But concerning brotherly love you have no need that I should write to you, for you yourselves are taught by God to love one another; and indeed you do so toward all the brethren who are in all Macedonia. But we urge you, brethren, that you increase more and more. – 1 Thessalonians 4:9-10.
The verses above develop another aspect of Paul’s prayer found in chapter 3 that “may the Lord make you increase and abound in love to one another and to all.” – 1 Thessalonians 3:12. Paul hopes that his instructions here will be one of the instruments used by God to begin to answer his earlier prayer at the end of chapter 3.
Love was the primary thing in 1 Thessalonians 3:12–13 that Paul prayed would “establish” their hearts in holiness. The NIV uses the better term “strengthen” to describe Paul’s instruction. Paul does not want the Thessalonians to reject his instructions about holiness (verses 2–8) but knows that if they increase in love, they will be strengthened in holiness. Indeed, all the interpretations of verses 4–6 involve the underlying notion that to maintain a condition of holiness there must be love and respect for others, all of which will fulfill the grand goal of pleasing God (verse 1). This notion of love now becomes explicit in verses 9–10.
From one perspective, they needed no more instruction from Paul about loving one another, since they themselves had been “taught by God to love one another.” Presumably this teaching came from Paul himself when he was among them. The statement that they had been “taught by God” underscores Paul’s earlier statement that the instructions he gives do not ultimately derive from his own authority but from Christ’s authority (verses 2 and 8). This instruction “to love one another” derives not only from Jesus’ present authority but also from Jesus’ Upper Room discourse, where He told his disciples three times to “love one another” (John 13:34; 15:12, 17; see also 1 John 3:11; 2 John 5). Paul, as he so often does elsewhere in his letters, is passing on and developing Jesus’ teachings for his readers. In this light, the phrase “taught by God” refers to Jesus as the divine teacher.
The Holy Spirit’s influence inducing Christians to love one another may also be implied in the expression, since the phrase “God, who has also given us His Holy Spirit,” has directly preceded his instructions of verse 9-10 (see again verse 8; also Romans 5:5; Galatians 5:22). The use of the phrase, “taught by God” and similar expressions elsewhere further suggests the internal teaching by the Spirit (see Isaiah 54:13; Jeremiah 31:33–34; John 6:45). These other uses speak of God directly teaching a person in some apparently spiritually internal manner. That both Jesus and the Spirit may be included as the subject of the teaching is apparent from the observation that the Spirit is the Spirit of Jesus. In short, Jesus taught the love command during His earthly ministry and then sent the Spirit to continue to teach it to His people and to empower them to fulfill it.
In addition to the fact that Paul’s readers have already been taught by God to love each other, a second reason they need no further instruction is that they are actually applying the earlier instruction to their lives as exemplified in verse 10. Not only have the Thessalonian Christians genuinely begun to practice love toward each other but their love flows over even to “all the brethren who are in all Macedonia.”
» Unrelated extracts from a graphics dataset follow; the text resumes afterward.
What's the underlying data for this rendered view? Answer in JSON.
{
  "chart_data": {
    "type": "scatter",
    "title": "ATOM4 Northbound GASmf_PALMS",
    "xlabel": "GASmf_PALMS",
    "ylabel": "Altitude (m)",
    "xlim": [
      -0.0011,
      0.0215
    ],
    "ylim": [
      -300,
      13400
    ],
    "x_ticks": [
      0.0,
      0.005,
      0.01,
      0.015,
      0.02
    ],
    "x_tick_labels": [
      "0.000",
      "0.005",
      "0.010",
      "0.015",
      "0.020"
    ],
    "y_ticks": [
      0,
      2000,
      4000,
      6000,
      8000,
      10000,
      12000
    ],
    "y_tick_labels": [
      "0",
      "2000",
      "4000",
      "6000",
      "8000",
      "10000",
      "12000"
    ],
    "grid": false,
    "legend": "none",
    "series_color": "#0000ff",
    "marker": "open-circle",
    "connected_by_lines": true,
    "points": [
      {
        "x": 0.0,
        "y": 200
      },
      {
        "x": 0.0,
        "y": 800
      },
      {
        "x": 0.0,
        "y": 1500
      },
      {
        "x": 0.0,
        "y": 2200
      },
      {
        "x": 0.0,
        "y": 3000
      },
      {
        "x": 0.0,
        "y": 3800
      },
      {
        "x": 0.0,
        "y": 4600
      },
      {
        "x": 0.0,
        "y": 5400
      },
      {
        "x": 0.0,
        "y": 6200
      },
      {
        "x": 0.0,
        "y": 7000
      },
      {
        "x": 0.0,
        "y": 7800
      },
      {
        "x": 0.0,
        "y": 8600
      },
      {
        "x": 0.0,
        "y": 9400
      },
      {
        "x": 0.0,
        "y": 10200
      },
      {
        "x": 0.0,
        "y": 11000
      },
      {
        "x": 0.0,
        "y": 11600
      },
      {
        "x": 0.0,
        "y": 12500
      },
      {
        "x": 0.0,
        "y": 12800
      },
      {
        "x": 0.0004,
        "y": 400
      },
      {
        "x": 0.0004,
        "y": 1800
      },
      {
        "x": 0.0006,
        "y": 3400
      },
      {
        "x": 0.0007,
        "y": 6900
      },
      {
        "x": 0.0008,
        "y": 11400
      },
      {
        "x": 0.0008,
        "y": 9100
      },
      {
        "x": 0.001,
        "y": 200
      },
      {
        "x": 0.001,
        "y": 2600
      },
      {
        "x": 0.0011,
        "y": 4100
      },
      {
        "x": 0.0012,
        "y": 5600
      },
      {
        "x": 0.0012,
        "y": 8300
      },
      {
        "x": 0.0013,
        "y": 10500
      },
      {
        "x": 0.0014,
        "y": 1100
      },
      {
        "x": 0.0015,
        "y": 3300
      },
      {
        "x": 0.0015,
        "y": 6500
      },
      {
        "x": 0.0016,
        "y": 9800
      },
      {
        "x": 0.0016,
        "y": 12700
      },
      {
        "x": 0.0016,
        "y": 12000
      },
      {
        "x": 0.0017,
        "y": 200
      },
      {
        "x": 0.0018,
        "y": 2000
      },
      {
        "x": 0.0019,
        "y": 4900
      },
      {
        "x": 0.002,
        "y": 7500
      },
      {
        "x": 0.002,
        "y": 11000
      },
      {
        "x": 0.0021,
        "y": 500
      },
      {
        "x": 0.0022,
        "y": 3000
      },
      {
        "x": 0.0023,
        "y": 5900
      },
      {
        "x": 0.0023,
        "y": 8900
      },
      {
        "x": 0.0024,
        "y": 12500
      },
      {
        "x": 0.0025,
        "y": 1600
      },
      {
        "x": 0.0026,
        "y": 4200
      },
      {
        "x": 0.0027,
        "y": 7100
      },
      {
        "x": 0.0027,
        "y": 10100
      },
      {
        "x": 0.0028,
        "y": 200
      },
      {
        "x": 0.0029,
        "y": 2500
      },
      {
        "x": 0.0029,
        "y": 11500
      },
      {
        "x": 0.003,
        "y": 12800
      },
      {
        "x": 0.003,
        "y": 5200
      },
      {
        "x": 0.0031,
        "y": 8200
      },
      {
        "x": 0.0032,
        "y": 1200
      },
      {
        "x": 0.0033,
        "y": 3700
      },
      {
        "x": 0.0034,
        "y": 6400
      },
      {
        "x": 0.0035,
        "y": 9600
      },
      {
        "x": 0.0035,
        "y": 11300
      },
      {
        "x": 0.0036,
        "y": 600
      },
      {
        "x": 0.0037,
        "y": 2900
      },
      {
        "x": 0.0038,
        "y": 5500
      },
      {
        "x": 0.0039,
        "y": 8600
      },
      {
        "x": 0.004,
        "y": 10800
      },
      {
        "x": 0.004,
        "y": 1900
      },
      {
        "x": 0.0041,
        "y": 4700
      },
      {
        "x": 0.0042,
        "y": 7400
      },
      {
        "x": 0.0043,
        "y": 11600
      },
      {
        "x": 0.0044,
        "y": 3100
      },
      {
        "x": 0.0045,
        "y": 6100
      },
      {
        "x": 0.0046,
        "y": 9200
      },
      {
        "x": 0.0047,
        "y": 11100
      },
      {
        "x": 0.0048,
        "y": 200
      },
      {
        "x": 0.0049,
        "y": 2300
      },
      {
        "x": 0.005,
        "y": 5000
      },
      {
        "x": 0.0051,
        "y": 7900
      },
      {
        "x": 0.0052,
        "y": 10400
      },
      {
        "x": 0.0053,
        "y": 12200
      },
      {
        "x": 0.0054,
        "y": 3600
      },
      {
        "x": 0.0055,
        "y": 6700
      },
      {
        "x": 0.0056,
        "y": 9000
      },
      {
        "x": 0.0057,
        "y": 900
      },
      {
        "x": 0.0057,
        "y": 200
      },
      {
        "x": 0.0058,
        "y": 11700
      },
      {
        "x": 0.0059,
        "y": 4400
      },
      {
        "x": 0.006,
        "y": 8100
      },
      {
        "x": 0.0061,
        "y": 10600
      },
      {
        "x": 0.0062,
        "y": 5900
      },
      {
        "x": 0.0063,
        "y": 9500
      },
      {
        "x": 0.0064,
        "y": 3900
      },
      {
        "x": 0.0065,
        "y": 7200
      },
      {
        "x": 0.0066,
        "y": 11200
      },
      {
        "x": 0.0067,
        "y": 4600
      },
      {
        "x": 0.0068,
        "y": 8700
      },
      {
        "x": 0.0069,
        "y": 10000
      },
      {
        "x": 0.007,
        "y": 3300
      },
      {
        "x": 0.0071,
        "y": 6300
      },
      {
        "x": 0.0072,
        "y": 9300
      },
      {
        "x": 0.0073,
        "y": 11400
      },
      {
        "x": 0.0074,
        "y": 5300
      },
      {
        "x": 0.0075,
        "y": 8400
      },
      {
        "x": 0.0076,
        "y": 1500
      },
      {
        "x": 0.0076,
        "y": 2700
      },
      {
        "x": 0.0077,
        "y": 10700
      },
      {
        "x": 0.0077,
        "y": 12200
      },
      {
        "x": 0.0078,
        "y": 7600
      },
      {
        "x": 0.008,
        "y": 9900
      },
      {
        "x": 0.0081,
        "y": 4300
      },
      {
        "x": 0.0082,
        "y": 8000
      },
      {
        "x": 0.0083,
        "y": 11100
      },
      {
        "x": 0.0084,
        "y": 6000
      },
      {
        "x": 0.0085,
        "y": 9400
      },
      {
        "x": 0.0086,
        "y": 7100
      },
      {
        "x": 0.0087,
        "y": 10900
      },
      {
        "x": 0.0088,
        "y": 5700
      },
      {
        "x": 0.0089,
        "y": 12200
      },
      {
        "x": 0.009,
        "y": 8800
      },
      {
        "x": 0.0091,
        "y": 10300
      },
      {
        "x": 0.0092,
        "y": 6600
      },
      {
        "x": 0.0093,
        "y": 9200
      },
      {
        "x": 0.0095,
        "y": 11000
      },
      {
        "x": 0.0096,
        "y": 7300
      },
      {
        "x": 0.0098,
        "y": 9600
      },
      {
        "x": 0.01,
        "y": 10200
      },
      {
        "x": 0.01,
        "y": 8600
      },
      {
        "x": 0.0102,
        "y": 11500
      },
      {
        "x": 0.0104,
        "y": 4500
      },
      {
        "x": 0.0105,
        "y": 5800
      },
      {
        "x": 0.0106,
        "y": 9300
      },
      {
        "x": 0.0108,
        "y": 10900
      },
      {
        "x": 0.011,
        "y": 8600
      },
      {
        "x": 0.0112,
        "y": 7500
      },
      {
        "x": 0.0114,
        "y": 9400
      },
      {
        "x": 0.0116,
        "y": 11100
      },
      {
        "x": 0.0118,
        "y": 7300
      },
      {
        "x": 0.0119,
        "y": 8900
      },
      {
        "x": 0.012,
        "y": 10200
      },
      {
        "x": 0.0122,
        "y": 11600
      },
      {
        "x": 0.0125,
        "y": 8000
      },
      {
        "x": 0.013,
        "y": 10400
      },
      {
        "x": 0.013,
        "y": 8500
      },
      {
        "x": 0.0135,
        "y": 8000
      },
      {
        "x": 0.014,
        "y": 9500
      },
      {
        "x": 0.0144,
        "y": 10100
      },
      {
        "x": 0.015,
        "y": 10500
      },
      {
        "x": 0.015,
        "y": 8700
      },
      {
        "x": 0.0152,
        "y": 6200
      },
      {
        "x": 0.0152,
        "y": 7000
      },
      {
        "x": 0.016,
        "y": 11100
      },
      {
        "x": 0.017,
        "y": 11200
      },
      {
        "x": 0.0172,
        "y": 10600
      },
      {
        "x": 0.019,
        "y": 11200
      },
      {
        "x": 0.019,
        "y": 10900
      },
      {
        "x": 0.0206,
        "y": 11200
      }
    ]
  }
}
One might think that Paul would be content with this and stop to thank God for it. He is, however, so desirous that they keep on loving that he urges them not to be satisfied with their past performance but even “increase more and more” implying from that day forward. The sense is that although they do not need to be written to about love because they are practicing it so well, nevertheless they need to excel even more, which is the main point of verses 9–10. Paul knows that perfect sanctification in any area of life is impossible this side of heaven, so he encourages them to keep advancing in their growing love.